Overnight, the tiredness he started feeling that evening escalated to fever and headache. When morning broke that Friday, Eke, he was bed-ridden in his hut. He managed to limp to the door to unlatch it when Jacob came calling. Jacob knew the antidote for malaria fever and after exchanging morning greetings with his master, repaired to prepare a decoction of leaves, herbs and roots. By evening, Agbara’s condition worsened. The community’s patent medicine shop dispenser was sent for. He came in his face mask and stood outside interrogating Jacob.

“What symptoms does he show?”

Jacob reeled them off.

“Does he have sore throat and a dry cough?”

“Let me ask him.”

Back from Agbara’s hut, Jacob nodded in affirmation.

“What of loss of smell and taste?”

“Yes, because the palmwine we took yesterday, he complained it had no smell or taste.

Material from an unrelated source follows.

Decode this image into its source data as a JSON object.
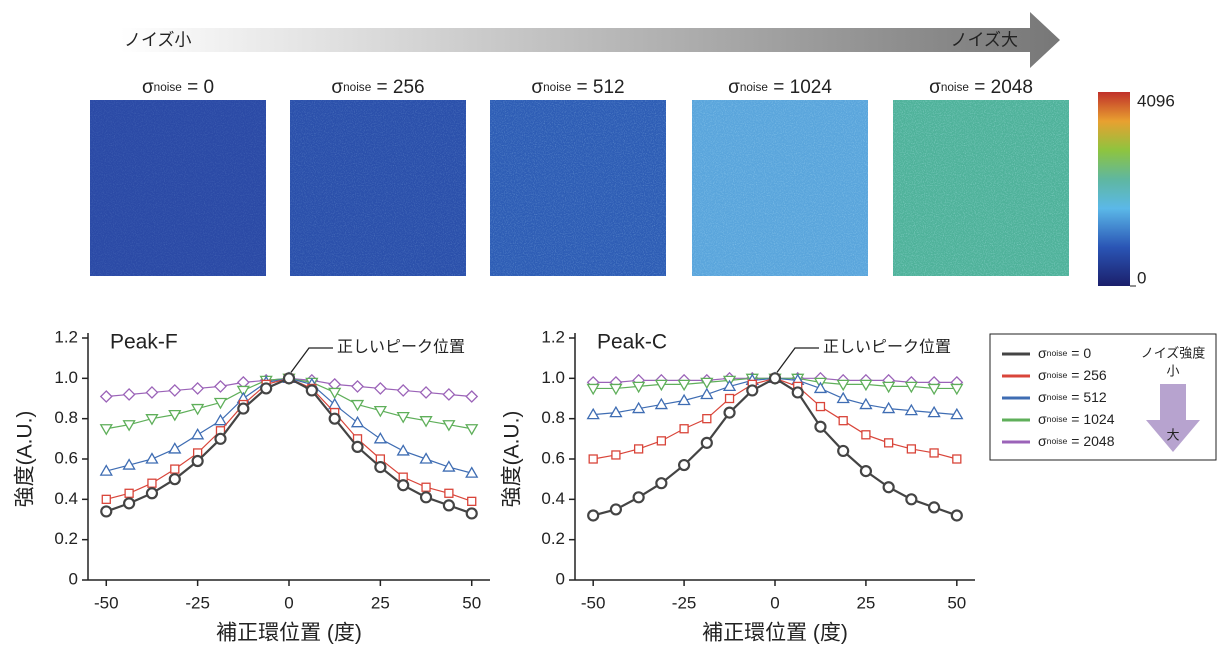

Meanwhile, you could smell it from outside this compound.”

“Hmm-hmm,” intoned the unlikely doctor. “Who has been attending to him?”

“Me … myself.”

At that, the medic instinctively stepped back.

“Why?” asked Jacob.

“Nothing,” lied the medic who further asked, “Does he harbor any old illness in him?”

“Ahh, you ask a dog if it has flea? Agbara has arthritis, High BP and other undiagnosed ones.”

That got the medic laughing. When he came to, he spoke from behind his face mask: “Don’t go near him again. I’m coming.” He then turned and left.

POSTSCRIPT

From the 12th of June 2020, calm has descended on the George Floyd/Black Lives Matter protests across the world. Where people still gathered, they were mild. All became quiet on the western front.

The Igbo-Adagbe community has dwelt in equanimity and free from every natural or man-made disaster.

As for the vicegerent of Agbara Ahuru Gbuo Okuko, of a truth was it said that the novel coronavirus is no respecter of person, the vicegerents of African deities inclusive. His people, the Igbo, ask: Dibia na’gwo otolo, odebelu ike ya ebee? The doctor curing dysentery in patients, where has he hidden his anus?